Eigentlich doof solche Gedanken! Wenn unsere zweitälteste nach einer Einladung nach Hause kommt frage ich ja auch nicht nach was sie gegessen hatte bis zum letzten Detail. Ich bin glücklich, wenn andere Mütter sich um unsere Töchter bemühen, sie bei Geburtstagseinladungen bewirten, und sie gefüllt mit schönen Erlebnissen nach Hause kommen.

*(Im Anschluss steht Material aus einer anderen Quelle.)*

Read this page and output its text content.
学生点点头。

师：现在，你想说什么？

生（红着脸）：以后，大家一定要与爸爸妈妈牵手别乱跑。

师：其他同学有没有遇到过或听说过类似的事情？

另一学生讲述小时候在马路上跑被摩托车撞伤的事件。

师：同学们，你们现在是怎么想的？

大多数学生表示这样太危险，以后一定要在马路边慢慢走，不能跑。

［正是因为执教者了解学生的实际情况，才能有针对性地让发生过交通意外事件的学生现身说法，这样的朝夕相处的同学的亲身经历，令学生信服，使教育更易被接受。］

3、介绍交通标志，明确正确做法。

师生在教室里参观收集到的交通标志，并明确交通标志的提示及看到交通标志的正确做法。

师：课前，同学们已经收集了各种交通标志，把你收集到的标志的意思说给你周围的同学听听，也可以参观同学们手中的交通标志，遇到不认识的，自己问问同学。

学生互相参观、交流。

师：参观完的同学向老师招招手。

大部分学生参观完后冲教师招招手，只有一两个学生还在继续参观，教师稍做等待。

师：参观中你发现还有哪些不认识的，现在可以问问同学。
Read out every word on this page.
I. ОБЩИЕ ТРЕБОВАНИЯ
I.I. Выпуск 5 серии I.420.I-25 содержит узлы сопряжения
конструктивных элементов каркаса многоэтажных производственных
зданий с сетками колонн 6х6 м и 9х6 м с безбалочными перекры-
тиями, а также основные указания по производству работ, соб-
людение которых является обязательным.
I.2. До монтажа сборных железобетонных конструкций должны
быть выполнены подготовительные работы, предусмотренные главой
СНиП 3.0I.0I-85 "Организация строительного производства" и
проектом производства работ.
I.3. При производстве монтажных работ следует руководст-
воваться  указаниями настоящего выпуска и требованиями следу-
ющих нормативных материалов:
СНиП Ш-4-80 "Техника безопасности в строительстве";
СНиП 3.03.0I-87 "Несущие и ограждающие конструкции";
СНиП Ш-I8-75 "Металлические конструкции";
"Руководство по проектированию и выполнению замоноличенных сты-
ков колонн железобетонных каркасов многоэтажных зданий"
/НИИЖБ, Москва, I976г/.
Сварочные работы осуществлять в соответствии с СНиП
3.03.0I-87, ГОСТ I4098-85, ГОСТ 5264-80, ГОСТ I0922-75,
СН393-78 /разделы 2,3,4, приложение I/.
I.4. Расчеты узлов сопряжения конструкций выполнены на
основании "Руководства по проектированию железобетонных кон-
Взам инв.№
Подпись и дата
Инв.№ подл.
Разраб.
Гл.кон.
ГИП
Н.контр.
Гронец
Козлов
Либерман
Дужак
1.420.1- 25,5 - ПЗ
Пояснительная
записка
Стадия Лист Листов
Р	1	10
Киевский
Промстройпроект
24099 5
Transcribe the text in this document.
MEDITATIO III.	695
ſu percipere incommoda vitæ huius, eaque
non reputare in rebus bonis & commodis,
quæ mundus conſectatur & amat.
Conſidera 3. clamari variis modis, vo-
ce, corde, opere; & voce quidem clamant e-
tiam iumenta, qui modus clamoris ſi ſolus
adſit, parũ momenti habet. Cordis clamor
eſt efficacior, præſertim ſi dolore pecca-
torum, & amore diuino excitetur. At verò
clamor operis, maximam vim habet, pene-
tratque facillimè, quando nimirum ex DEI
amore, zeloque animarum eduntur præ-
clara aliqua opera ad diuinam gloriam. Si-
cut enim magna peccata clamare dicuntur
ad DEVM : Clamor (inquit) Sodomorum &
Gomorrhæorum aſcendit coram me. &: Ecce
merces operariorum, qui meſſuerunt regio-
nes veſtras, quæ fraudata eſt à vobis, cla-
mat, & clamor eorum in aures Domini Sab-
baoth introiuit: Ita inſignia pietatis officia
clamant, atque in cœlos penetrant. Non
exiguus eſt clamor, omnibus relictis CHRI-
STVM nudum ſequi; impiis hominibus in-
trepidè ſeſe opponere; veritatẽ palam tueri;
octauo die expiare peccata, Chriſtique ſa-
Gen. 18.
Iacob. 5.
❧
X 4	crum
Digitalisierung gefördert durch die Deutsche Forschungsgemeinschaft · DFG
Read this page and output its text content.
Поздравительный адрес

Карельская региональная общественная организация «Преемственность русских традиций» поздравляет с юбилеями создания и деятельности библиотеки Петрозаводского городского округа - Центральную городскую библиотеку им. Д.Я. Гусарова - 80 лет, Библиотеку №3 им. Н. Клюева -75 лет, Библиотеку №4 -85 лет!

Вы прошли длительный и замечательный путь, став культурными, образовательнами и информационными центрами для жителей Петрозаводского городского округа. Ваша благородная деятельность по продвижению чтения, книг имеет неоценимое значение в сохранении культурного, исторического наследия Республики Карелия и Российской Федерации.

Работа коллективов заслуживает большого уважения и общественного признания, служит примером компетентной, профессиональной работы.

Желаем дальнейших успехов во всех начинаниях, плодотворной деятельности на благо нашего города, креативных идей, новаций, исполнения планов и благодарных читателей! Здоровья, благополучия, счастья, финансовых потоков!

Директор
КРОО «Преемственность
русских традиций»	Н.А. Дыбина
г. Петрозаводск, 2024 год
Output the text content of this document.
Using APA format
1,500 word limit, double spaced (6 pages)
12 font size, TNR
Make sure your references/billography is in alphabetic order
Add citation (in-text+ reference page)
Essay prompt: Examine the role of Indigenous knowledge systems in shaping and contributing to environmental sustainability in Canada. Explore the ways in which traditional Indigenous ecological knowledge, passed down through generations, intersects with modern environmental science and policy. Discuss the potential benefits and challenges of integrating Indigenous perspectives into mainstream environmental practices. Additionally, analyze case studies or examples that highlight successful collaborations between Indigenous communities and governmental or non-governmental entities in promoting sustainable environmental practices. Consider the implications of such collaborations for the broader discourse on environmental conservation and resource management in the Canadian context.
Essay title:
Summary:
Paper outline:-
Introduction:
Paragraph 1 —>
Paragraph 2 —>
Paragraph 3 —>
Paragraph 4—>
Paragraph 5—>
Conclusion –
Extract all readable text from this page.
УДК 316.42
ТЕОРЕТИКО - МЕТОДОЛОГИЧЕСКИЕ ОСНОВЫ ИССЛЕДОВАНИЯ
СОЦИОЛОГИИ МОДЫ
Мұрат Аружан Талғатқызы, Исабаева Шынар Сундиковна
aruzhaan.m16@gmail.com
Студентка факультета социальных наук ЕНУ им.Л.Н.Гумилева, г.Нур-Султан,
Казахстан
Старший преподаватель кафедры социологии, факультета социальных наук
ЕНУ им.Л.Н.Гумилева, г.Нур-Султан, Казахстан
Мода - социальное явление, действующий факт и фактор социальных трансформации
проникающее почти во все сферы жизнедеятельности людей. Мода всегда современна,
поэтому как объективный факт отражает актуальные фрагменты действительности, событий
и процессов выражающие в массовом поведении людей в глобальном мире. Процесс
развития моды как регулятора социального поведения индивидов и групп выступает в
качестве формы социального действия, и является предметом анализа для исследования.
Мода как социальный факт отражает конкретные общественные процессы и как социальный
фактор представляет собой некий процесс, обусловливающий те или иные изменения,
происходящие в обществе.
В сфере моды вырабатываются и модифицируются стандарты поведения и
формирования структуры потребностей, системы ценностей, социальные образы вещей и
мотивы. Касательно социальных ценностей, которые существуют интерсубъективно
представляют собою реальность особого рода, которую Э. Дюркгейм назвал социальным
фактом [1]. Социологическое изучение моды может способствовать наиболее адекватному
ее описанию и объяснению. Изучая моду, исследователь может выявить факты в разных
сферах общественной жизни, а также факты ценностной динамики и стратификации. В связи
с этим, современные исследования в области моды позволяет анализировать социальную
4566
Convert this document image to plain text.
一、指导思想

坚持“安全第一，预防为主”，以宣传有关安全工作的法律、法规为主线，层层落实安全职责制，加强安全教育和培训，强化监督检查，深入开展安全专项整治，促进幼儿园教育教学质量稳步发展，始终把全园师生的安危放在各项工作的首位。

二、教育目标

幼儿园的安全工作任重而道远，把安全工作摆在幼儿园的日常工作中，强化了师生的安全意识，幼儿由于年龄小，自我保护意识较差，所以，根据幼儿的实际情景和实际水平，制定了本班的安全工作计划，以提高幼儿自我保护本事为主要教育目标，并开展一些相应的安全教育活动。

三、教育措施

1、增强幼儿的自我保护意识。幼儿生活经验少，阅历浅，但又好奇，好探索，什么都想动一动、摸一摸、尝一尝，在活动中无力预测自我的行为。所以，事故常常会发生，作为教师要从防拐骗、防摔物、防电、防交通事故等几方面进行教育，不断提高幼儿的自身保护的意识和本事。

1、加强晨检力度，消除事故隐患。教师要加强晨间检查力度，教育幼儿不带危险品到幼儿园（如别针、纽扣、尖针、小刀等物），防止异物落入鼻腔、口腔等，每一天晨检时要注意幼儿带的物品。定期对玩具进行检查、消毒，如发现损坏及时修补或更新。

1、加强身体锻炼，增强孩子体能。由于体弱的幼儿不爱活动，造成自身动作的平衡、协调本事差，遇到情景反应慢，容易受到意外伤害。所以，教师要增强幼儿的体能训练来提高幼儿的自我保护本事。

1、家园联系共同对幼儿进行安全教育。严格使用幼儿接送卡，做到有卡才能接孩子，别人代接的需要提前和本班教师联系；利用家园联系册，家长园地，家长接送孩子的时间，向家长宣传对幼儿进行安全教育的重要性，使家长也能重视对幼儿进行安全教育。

Heute aber verhielt es sich anders, sie verliess kurz nach sieben das Haus und kehrte erst kurz vor 18 Uhr nach Hause zurück. Also eine ganz schön lange Zeit! Doch es kam alles anders:

Mama, stell dir vor wir haben gebacken!

Nicht nur wurde sie wunderbar bekocht, gemeinsam buken sie auch noch Nussecken – glutenfreie. Mein Misstrauen, völlig unnötig und tut mir nun leid. Bin ich froh habe ich nicht angerufen, da hätte ich vermutlich mehr kaputt gemacht. Doch hinterher ist es soooo viel einfacher zu wissen was zu tun ist. In den nächsten 5 Jahren, bis sie volljährig ist, werden wir noch ganz viele solche Situationen erleben, und es bleibt eine Gratwanderung wann was sagen oder gar tun.

Ich wünsche mir eine Tochter die selbstbewusst mit ihrer Krankheit umgeht. Die selbständige und gute Entscheidungen über ihren Körper fällt und vor allem, die Freude am Leben UND am Essen hat.